Der Spitzname kam von einem von ihnen: Pieter van Laer, Il Bamboccio „der Hampelmann“, „die Puppe“, „der Ungeschickte“. Ein Spottname, der – wie so oft in der Kunst – zur Ehrenbezeichnung wurde. Denn dieser „Hampelmann“ hatte das Herz die Leinwand dem Volk zu öffnen.Seine Nachfolger, die Bamboccianti, taten es ihm gleich: Sie malten das Leben, wie es ist – schmutzig, lebendig, wahr. Die offizielle Kunst jener Zeit blickte nach oben: zu Heiligen, Heroen, Idealen. Die Bamboccianti blickten nach unten auf das Pflaster, die Märkte, die Hände derer, die die Stadt trugen. Und siehe da: dort unten leuchtete ein anderes Licht. Das der Alltäglichkeit. Das der Würde des Einfachen.

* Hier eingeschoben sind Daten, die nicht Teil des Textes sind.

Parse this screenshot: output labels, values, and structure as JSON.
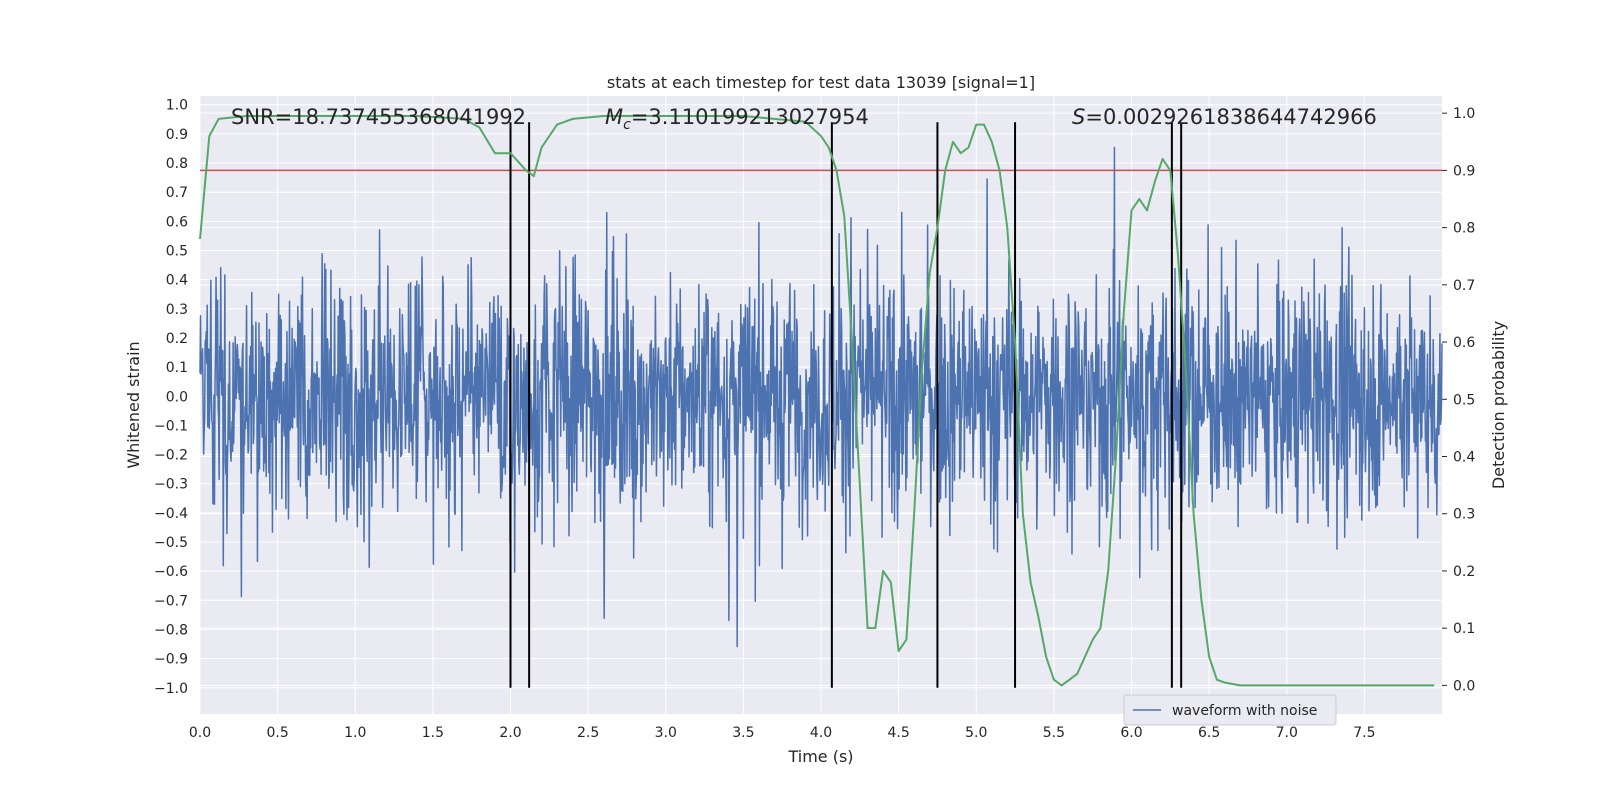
{
  "chart_data": {
    "type": "line",
    "title": "stats at each timestep for test data 13039 [signal=1]",
    "xlabel": "Time (s)",
    "ylabel_left": "Whitened strain",
    "ylabel_right": "Detection probability",
    "xlim": [
      0.0,
      8.0
    ],
    "ylim_left": [
      -1.09,
      1.03
    ],
    "ylim_right": [
      -0.05,
      1.03
    ],
    "x_ticks": [
      "0.0",
      "0.5",
      "1.0",
      "1.5",
      "2.0",
      "2.5",
      "3.0",
      "3.5",
      "4.0",
      "4.5",
      "5.0",
      "5.5",
      "6.0",
      "6.5",
      "7.0",
      "7.5"
    ],
    "y_ticks_left": [
      "1.0",
      "0.9",
      "0.8",
      "0.7",
      "0.6",
      "0.5",
      "0.4",
      "0.3",
      "0.2",
      "0.1",
      "0.0",
      "-0.1",
      "-0.2",
      "-0.3",
      "-0.4",
      "-0.5",
      "-0.6",
      "-0.7",
      "-0.8",
      "-0.9",
      "-1.0"
    ],
    "y_ticks_right": [
      "1.0",
      "0.9",
      "0.8",
      "0.7",
      "0.6",
      "0.5",
      "0.4",
      "0.3",
      "0.2",
      "0.1",
      "0.0"
    ],
    "annotations": {
      "snr": "SNR=18.737455368041992",
      "mc_symbol": "M",
      "mc_sub": "c",
      "mc_value": "=3.110199213027954",
      "s_symbol": "S",
      "s_value": "=0.0029261838644742966"
    },
    "series": [
      {
        "name": "waveform with noise",
        "color": "#4c72b0",
        "type": "noise",
        "amplitude_range": [
          -1.0,
          0.9
        ]
      },
      {
        "color": "#55a868",
        "axis": "right",
        "x": [
          0.0,
          0.06,
          0.12,
          0.3,
          0.6,
          1.0,
          1.4,
          1.7,
          1.8,
          1.9,
          2.0,
          2.1,
          2.15,
          2.2,
          2.3,
          2.4,
          2.6,
          3.0,
          3.5,
          3.9,
          4.0,
          4.05,
          4.1,
          4.15,
          4.2,
          4.25,
          4.3,
          4.35,
          4.4,
          4.45,
          4.5,
          4.55,
          4.6,
          4.65,
          4.7,
          4.75,
          4.8,
          4.85,
          4.9,
          4.95,
          5.0,
          5.05,
          5.1,
          5.15,
          5.2,
          5.25,
          5.3,
          5.35,
          5.4,
          5.45,
          5.5,
          5.55,
          5.6,
          5.65,
          5.7,
          5.75,
          5.8,
          5.85,
          5.9,
          5.95,
          6.0,
          6.05,
          6.1,
          6.15,
          6.2,
          6.25,
          6.3,
          6.35,
          6.4,
          6.45,
          6.5,
          6.55,
          6.6,
          6.7,
          6.8,
          7.0,
          7.2,
          7.5,
          7.8,
          7.95
        ],
        "y": [
          0.78,
          0.96,
          0.99,
          0.995,
          0.995,
          0.995,
          0.995,
          0.99,
          0.975,
          0.93,
          0.93,
          0.9,
          0.89,
          0.94,
          0.98,
          0.99,
          0.995,
          0.995,
          0.995,
          0.985,
          0.96,
          0.94,
          0.9,
          0.82,
          0.6,
          0.35,
          0.1,
          0.1,
          0.2,
          0.18,
          0.06,
          0.08,
          0.3,
          0.55,
          0.72,
          0.8,
          0.9,
          0.95,
          0.93,
          0.94,
          0.98,
          0.98,
          0.95,
          0.9,
          0.8,
          0.6,
          0.3,
          0.18,
          0.12,
          0.05,
          0.01,
          0.0,
          0.01,
          0.02,
          0.05,
          0.08,
          0.1,
          0.2,
          0.4,
          0.65,
          0.83,
          0.85,
          0.83,
          0.88,
          0.92,
          0.9,
          0.75,
          0.55,
          0.3,
          0.15,
          0.05,
          0.01,
          0.005,
          0.0,
          0.0,
          0.0,
          0.0,
          0.0,
          0.0,
          0.0
        ]
      },
      {
        "color": "#c44e52",
        "axis": "right",
        "type": "threshold",
        "value": 0.9
      }
    ],
    "vertical_lines_x": [
      2.0,
      2.12,
      4.07,
      4.75,
      5.25,
      6.26,
      6.32
    ],
    "legend": {
      "labels": [
        "waveform with noise"
      ],
      "placement": "bottom-right"
    },
    "grid": true
  }
}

Oisologisch betrachtet, sind die Bamboccianti Künstler der Erdung. Sie zeigen, dass Schönheit nicht im Erhabenen wohnt, sondern im Zwischenraum wo Mensch und Materie, Witz und Müdigkeit, Schweiß und Sonne ineinander übergehen. Ihre Bilder sind kleine Hymnen an das Leben, das nicht posiert.
Nuage
Sie malten das Leben,
nicht wie es glänzt,
sondern wie es riecht.
Man könnte sagen: Sie sind die Tronies der Welt aber mit Körpern. Die Gesichter die du riechen kannst, die Gassen die du hörst. Und vielleicht sind sie deshalb heute wieder so gegenwärtig: weil sie uns erinnern, dass Kunst erst dann Wahrheit wird wenn sie nicht nur schön, sondern ehrlich ist.